Currently we have three volunteers, we hope to have more samples as time goes by (as we refine the data processing method).
Data Processing
Before any conversion of data into other formats, we used moviemaker
to chop down each vowels. This probably can be done programmatically
since we do have the neutral sequence between each sound. The reason
for that is optic-flow data at these intermediate frames are small.
Thus, we can definitely set a threshold value to segment these sounds.
Because we need single channel raw data as the program input, we had to first extract the data into rle images from the quicktime movie, then convert these rle images to grayscale (one channel) and convert these images to raw file and cat them into one. We use programs on SGI machine to accomplish those tasks. They are: dmconvert, tobw, rletoraw. If only there is a way to convert the movie file directly to gray valued raw data...

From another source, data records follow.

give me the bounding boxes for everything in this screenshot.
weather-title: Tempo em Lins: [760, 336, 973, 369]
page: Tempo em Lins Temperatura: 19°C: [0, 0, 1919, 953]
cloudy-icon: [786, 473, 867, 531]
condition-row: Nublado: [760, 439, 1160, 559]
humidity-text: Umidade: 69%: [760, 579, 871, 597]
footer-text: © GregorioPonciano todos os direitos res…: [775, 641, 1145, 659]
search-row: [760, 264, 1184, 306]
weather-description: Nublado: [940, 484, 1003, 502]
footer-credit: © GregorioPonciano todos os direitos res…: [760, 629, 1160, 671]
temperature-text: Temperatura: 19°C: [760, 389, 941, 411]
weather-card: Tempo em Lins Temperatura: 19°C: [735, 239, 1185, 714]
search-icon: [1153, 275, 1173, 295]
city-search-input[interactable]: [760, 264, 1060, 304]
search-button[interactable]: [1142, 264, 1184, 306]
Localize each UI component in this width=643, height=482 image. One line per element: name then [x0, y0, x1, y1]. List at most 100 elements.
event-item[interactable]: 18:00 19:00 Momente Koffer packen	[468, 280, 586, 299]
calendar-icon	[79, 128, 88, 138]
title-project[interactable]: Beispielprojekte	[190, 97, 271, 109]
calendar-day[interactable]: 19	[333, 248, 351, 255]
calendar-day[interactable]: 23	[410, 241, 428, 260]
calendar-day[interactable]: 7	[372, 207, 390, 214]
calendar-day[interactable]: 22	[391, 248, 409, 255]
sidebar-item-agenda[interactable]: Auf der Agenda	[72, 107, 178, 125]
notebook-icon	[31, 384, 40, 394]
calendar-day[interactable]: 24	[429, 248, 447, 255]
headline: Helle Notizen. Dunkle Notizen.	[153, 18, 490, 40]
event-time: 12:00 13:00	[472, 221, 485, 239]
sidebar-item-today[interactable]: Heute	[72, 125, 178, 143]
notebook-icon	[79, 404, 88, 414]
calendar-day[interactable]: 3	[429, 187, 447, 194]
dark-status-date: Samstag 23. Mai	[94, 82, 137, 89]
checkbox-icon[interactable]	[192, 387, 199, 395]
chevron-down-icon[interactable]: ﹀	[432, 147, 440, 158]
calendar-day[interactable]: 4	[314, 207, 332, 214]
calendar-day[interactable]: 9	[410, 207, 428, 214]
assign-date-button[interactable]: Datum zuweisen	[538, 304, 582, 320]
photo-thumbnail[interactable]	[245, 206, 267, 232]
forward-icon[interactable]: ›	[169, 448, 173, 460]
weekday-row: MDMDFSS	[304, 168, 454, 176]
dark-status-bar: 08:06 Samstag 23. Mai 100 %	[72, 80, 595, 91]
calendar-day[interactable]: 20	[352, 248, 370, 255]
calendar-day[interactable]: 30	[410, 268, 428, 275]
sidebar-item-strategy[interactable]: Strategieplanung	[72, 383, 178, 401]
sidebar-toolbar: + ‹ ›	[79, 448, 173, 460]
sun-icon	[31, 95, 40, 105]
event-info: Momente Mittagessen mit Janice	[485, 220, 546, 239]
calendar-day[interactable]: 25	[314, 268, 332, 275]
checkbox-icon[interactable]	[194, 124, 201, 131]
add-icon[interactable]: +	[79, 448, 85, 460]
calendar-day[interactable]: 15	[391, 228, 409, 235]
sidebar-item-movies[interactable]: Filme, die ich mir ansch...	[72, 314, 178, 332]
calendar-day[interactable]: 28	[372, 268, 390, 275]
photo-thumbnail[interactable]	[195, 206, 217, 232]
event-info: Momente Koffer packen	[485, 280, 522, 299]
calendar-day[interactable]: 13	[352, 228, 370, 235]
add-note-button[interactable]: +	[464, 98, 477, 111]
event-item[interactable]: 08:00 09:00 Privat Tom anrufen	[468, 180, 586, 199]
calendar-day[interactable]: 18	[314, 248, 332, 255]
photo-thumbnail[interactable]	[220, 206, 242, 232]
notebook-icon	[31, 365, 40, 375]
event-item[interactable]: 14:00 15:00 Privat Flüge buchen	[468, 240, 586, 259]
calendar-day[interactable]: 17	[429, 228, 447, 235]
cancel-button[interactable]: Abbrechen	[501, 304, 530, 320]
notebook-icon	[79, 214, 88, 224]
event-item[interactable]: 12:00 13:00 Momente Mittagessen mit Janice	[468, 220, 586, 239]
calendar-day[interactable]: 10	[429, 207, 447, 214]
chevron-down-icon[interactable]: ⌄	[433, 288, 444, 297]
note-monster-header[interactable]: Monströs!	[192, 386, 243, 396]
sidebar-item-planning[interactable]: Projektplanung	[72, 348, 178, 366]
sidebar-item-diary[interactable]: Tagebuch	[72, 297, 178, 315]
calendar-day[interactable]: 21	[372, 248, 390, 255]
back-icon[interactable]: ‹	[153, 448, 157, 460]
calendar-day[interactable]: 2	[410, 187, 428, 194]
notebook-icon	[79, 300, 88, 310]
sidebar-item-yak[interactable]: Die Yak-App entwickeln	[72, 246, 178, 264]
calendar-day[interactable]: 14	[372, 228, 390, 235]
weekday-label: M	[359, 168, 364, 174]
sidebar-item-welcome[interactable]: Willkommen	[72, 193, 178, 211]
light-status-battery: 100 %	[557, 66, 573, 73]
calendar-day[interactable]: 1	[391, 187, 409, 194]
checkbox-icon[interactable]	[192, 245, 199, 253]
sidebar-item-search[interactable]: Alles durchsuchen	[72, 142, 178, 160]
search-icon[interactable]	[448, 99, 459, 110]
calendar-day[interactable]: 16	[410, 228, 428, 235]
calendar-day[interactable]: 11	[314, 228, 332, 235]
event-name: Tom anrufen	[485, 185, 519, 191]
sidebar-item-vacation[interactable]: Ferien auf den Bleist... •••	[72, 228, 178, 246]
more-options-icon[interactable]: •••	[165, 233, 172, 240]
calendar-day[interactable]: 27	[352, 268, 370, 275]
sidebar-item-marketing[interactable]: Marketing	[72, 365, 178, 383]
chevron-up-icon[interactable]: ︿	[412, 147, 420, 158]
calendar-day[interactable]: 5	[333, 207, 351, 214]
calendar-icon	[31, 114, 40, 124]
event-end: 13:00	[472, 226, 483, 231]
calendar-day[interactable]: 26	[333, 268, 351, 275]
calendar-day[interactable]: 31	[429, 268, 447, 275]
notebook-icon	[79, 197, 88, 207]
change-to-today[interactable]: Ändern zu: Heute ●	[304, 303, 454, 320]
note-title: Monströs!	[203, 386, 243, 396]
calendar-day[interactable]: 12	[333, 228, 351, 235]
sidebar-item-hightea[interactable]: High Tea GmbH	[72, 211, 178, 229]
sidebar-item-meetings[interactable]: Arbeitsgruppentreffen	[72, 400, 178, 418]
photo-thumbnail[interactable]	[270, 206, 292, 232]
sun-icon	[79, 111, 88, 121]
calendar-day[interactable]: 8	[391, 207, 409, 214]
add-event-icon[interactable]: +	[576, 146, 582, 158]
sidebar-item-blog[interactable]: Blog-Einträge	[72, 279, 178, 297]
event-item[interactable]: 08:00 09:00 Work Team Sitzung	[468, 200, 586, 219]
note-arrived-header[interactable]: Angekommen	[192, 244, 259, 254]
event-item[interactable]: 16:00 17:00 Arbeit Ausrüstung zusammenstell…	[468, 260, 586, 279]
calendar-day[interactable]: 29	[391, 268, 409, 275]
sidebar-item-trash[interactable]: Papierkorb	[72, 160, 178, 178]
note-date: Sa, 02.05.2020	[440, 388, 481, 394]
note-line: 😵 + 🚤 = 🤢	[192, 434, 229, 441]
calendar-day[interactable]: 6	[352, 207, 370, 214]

Once we have these sequence of one channel raw data, we piped the data into the optic-flow code provided on SGI to generate the flow data. From there, we compute the average optical flow of 4 defined window regions and create 8 vectors (4 regions, average optical flow in the x,y direction) of time as data for analysis.
We manually define four rectangular windows around the mouth (above, below, left and right ) for each sequence and each person. We tried to identify the regions automatically using matlab. But it's difficult to tell the edge of the lips apart from other edges such as nose, background, etc. apart by using edge detection technique for the segmentation. Since we are more concerned about the data analysis and recognition task, we drop the automatic tracking part and manually segment the image.
Once we got the position and the size of the four windows, we can compute the average values of optical flow vectors in each of the windows. That is, we have two velocity components (u,v) for each of the four windows, and the entire action is described by eight feature vectors.
Initial Results
From the flow data we evaluated from the last stage, we can get temporal
curves for each feature vectors for each of the sequence. An example of
the template pattern for the vowel /i/ and /u/ are shown below. In each
diagram there are eight curves, each represent the feature vector
associated with the pronounced vowel
template pattern for /i/
template pattern for /u/
As we can see from the flow data, different person pronounce the word
differently, even for the same person, the pattern is not consistent
all the time. But we can still identify some similar
pattern.
The feature vectors have different length for the same vowels because
different person, or even the same person pronounce the same word
differently at each time. In order to analyze the data we
first resample the data sequences to get the same length for the same
word. We use the shortest sequence length as the standard length and
downsample other sequences to it. The result is shown in the
following figures. In each diagram the feature vectors are plotted through
the whole sequence including the vowels /a/, /e/, /i/, /o/, and /u/. The
frame length for each vowels is 12 frames.
Resampled data
%Flow_2.jpg
What we would do next is to use principal component analysis technique
to analize the data we get so far, define the main feature vectors and
perform word matching.
Also, we will get more training data to refine our results.